Out of these two different types of tissues, nodal stem explants gave better results compared to shoot tips in both shoot multiplication frequency and average number of shoots per explant. Shoot tip explants grown on medium containing 0.5 mg L−1 6-BA and 0.4 mg L−1 NAA required 18-d to bud break with a shoot multiplication frequency of 23.75%. By comparison, nodal segments cultured on medium supplemented with 0.5 mg L−1 6-BA and 0.2 mg L−1 NAA gave the highest multiplication frequency of 90.00% with only eight-d required to bud break. The reason for the bud break delay with shoot tips is because when it grew to a certain height (approximately five cm), and if the tip is dead or damaged, axillary buds will be induced, making the time needed for bud break longer than for nodal segments. Furthermore, when cultured on medium supplemented with 0.5 mg L−1 6-BA and 0.2 to 0.4 mg L−1 NAA, shoots induced from nodal stem explants were larger and stronger than those formed from shoot tip explants. The detailed results are presented in Table 3.

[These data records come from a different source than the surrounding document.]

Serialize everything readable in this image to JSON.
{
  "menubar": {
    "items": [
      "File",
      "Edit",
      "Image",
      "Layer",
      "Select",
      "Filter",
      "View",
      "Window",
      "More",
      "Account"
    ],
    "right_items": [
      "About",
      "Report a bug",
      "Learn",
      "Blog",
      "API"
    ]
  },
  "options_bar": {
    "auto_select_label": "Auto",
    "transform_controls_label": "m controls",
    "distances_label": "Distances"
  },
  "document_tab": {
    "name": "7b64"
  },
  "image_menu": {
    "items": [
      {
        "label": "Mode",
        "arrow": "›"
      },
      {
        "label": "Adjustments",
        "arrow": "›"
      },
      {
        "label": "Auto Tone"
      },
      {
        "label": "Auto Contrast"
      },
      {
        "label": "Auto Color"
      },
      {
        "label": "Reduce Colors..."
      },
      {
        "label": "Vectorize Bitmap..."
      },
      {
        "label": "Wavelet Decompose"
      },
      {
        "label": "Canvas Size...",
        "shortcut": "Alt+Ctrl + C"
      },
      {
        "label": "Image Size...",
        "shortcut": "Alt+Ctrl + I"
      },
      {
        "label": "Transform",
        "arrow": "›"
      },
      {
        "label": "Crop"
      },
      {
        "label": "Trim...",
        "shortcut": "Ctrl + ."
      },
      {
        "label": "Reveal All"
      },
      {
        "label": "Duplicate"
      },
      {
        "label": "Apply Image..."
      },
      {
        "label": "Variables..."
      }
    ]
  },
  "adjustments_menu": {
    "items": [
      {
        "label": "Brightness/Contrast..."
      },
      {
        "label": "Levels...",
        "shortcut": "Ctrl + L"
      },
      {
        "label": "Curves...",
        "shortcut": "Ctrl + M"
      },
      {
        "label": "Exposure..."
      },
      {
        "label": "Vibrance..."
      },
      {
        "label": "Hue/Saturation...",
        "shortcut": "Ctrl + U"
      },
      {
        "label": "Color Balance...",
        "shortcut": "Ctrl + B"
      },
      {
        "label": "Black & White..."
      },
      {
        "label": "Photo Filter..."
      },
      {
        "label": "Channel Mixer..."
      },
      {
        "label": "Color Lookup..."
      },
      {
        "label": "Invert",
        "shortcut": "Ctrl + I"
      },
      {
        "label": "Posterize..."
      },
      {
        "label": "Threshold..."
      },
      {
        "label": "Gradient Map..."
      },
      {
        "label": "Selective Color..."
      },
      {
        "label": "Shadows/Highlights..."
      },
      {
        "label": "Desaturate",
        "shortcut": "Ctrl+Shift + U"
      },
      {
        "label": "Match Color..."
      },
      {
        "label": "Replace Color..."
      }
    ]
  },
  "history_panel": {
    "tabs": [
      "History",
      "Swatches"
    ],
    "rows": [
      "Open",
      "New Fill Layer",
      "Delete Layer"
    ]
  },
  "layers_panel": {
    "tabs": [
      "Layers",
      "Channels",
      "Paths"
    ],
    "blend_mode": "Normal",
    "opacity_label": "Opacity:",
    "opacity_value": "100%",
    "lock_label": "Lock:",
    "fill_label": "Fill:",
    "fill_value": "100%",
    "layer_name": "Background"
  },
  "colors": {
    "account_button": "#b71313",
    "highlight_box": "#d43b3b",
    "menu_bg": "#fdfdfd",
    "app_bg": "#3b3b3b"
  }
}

The mean number and quality of induced shoots were significantly affected by the concentration of PGRs in the medium (Table 4) where 0.5 mg L−1 6-BA induced more buds than 0.1 mg L−1 6-BA. A further increase of the 6-BA concentration inhibited bud induction with many buds becoming hyperhydric (Fig. 2a). When 0.2 to 0.4 mg L−1 GA was added to medium containing 0.5 mg L−1 6-BA, good quality buds were formed that elongated noticeably (Fig. 2b). However, when shoots lacking apical buds were subcultured for more than two cycles onto medium containing 0.5 mg L−1 6-BA, shoots became slender and fragile. To overcome this problem, continued sub-culturing on medium containing 0.1 mg L−1 6-BA induced thicker, elongated, and good quality buds. Aerial roots were induced when cultured on medium containing auxin, both NAA (1.0 mg L−1) and indoleacetic acid (IAA, 0.5 mg L−1) (Fig. 2c, d). When the culture period was extended to five-wk, shoot and leaves at the top became yellowish, and eventually, the whole plant died.
Rooting and acclimatization
Plant survival was evaluated after transplanting to soil substrate. Based on previous experimental results, a low number (two to three) and frequency (5 to 10%) of roots or aerial roots were induced from regenerated plants on agar medium (Fig. 3c, d). When plantlets were directly transplanted to mixed media (2 peat/2 bark/2 husk/3 soil), the survival rate was 0% 30 d after transplantation. However, when apical buds (2-cm top segments containing apical buds) were first transferred to MS basal medium supplemented with 0.2 mg L−1 6-BA and different auxins (NAA and ABT; Table 5) for two-wk (Fig. 3b), they were transplanted to soil, and the survival rate was more than 90% 1 mo after transplantation in all treatments tested (Fig. 3e). With the extension of transplanting time (up to four-mo), survival rates decreased and were significantly affected by the types and concentrations of plant growth regulators used during plant tissue culture.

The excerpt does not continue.